Students think about cultural diversity and safety when choosing to study in Australia

by Ray Clancy on October 27, 2016

in Education in Australia

Issues like cultural diversity and safety are key factors being considered by international students when considering applying to study at a university in Australia, new research has found.

Proximity to where they want to study is the top consideration, followed by multiculturalism and safety, especially in Sydney, Adelaide and Canberra, according to the fifth annual survey from student recruitment firm IDP Education.

students-universityThe survey of 2,800 IDP clients from 30 countries found that perceptions of Australia as a safe place to study has improved steadily in the last decade when some applicants had been deterred by high profile cases involving foreign students being attacked.

There has also been an improved perception of the cost of studying in Australia which is often regarded as an expensive place to go to university. Last year’s study suggested that students were unaware of the cost of living in Australia and it was a shock when they arrived in the country.
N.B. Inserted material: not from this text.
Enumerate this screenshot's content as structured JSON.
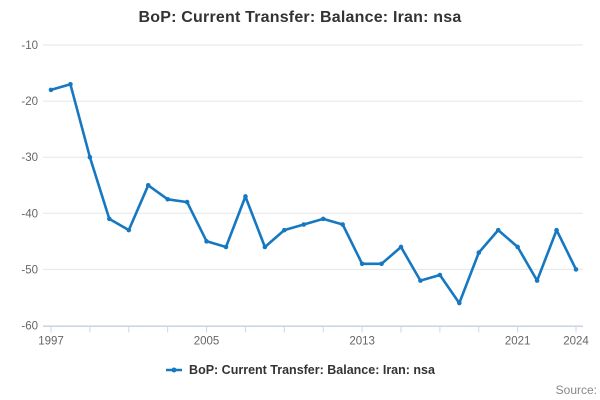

It found that recent changes to visa processing seem to have had little impact on student flows and overall Australia, along with Canada and New Zealand, and unlike the United States and Britain, was perceived as a welcoming country.

In a new area for the survey the respondents were asked for the first time if they knew anyone in the country where they applied to study. It found that two thirds of students knew somebody in Australia, and nine in 10 spoke to someone before they moved to the country.

It is the vibrancy of Australian cities that attracts overseas students, in particular their international diversity and overall safety.

‘Australia is starting to see the collective effort of government, industry and community in changing the perceived value of studying abroad. At the same time, we’ve seen that assumptions about different regions in Australia have remained largely unchanged in the last few years, highlighting the challenge of shifting perceptions among international students,’ said Lyndell Jacka, head of research for IDP Education.

‘Positively, Australia’s multiculturalism should be seen as a continuing strength for the diverse and inclusive image it fosters, and for the strong family and friendship networks many students do in fact already have in the country,’ she explained.

‘A collaborative effort will continue to help prepare students for life and employment in an increasingly connected and multicultural world, so that they are more likely to talk favourably about their experience in Australia,’ she added.